Posted on April 22, 2009 by Vanessa

CBS News, The Consumerist and New York Post have all recently reported that tax free shipping online could soon be a luxury of the past.  A bill was expected to be introduced to congress on Monday of this week that would force retailers to start collecting sales taxes, regardless of the state in which the consumer and the merchant reside.  This is not the first time a bill of this nature has been presented to Congress.  Some speculate that state and tax officials have been trying to get Congress to pass such laws for as many as ten years for both internet and mail order sales.  While supporters have been unsuccessful in the past, they now believe that current economic conditions will force Congress to act in some way.  According to the New York Post, a recent study provides evidence in support of the bill.  “The study by the Rockefeller Institute, which is the public-policy research arm of the State University of New York, said that fourth-quarter 2008 sales taxes dropped by 6.1 percent, and that preliminary figures for the first three months of 2009 suggest even steeper declines.”  Information like this, combined with the ongoing recession, which will potentially cut deeper into tax revenues, have the National Conference of State Legislatures believing that they will not be defeated this time around.

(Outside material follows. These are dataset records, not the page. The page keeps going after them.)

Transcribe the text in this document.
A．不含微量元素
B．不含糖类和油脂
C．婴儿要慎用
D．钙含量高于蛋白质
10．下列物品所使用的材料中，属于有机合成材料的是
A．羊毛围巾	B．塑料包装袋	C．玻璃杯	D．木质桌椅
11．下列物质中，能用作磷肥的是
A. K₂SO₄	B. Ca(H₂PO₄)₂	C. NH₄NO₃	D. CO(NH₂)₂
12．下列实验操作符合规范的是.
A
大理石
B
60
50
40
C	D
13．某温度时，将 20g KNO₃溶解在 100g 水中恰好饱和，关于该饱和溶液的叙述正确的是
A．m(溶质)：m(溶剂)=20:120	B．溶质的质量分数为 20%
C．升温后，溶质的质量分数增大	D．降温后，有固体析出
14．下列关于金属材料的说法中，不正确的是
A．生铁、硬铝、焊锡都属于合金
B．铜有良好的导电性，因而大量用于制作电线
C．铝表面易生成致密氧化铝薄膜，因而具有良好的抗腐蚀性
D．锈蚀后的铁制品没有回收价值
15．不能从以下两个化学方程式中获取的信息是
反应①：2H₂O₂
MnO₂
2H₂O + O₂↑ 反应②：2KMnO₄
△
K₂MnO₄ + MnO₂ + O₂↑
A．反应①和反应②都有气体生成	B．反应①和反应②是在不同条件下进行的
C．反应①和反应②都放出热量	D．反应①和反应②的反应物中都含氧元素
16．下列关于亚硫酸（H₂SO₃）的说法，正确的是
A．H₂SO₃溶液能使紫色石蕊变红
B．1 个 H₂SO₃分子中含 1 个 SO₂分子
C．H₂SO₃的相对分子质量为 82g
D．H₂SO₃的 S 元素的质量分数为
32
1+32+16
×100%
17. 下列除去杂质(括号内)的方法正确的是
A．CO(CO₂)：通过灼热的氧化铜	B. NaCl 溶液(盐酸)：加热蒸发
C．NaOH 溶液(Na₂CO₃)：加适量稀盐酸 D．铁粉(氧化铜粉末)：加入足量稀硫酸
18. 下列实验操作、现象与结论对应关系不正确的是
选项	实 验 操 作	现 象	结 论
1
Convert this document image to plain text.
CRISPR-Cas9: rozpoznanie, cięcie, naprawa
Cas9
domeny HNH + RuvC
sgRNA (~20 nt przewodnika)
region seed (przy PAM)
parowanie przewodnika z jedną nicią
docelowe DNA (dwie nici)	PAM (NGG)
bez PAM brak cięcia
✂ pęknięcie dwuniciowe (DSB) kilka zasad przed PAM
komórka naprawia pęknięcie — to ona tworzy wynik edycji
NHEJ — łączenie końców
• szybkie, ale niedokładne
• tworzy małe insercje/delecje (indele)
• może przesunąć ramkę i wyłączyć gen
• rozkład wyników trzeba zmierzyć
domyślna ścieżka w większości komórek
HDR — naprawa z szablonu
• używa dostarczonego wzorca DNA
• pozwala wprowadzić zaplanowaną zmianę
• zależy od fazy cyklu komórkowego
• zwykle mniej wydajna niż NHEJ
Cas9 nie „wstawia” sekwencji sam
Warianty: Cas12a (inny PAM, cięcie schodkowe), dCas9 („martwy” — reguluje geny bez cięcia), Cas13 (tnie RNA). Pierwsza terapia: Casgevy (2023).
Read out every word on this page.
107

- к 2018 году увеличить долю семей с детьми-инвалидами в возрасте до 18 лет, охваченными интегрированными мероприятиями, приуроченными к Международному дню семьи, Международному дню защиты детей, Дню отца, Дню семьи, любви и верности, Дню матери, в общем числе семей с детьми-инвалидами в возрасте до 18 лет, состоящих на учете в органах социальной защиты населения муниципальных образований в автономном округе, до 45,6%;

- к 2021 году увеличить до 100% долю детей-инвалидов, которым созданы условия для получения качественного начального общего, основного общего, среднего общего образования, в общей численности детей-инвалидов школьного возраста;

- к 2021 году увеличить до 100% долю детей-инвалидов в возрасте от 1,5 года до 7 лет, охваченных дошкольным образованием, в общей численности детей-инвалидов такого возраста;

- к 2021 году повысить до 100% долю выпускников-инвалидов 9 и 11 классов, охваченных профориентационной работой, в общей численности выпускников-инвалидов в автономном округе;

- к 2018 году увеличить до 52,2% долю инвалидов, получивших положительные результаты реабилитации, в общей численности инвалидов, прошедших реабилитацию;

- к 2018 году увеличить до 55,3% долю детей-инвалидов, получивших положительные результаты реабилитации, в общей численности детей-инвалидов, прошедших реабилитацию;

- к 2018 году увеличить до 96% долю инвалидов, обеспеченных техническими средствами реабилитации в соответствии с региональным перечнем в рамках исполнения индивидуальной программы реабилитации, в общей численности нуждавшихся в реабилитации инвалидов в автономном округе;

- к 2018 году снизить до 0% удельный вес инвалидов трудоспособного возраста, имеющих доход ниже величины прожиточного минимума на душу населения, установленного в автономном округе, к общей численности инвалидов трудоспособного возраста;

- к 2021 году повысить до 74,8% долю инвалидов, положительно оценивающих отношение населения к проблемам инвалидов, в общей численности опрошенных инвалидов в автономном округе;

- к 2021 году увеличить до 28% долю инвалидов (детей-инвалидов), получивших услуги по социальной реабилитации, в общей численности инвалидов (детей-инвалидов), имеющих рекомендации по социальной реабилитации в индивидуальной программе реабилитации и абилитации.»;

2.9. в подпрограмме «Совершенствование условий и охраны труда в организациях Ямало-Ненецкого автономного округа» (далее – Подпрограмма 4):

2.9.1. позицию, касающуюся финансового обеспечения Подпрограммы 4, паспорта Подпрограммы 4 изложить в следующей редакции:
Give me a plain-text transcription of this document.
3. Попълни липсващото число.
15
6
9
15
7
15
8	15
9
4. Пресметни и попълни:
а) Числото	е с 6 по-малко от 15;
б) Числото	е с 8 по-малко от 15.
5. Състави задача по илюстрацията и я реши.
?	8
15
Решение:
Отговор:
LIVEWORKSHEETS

The complexities associated with collecting state and local taxes are the main reason that online retailers do not currently collect sales tax on out of state orders.  Not only do the tax rules differ from area to area and state to state but they are updated on a regular basis and the definitions of taxable products are often completely ludicrous.  Take for instance information that James Turner presented in 2003, “a proposed definition of candy would have taxed the Milky Way Midnight candy bar but not the original Milky Way bar”.  There are talks of simplified tax rules and mandatory updates of tax changes by the states, but none of the proposals have shown enough simplicity to be supported by online retailers.  The New York Post does mention that online consumers are supposed to save receipts from their online purchases and pay their state when they file income taxes, but even those that aren't trying to abuse the system don’t know this.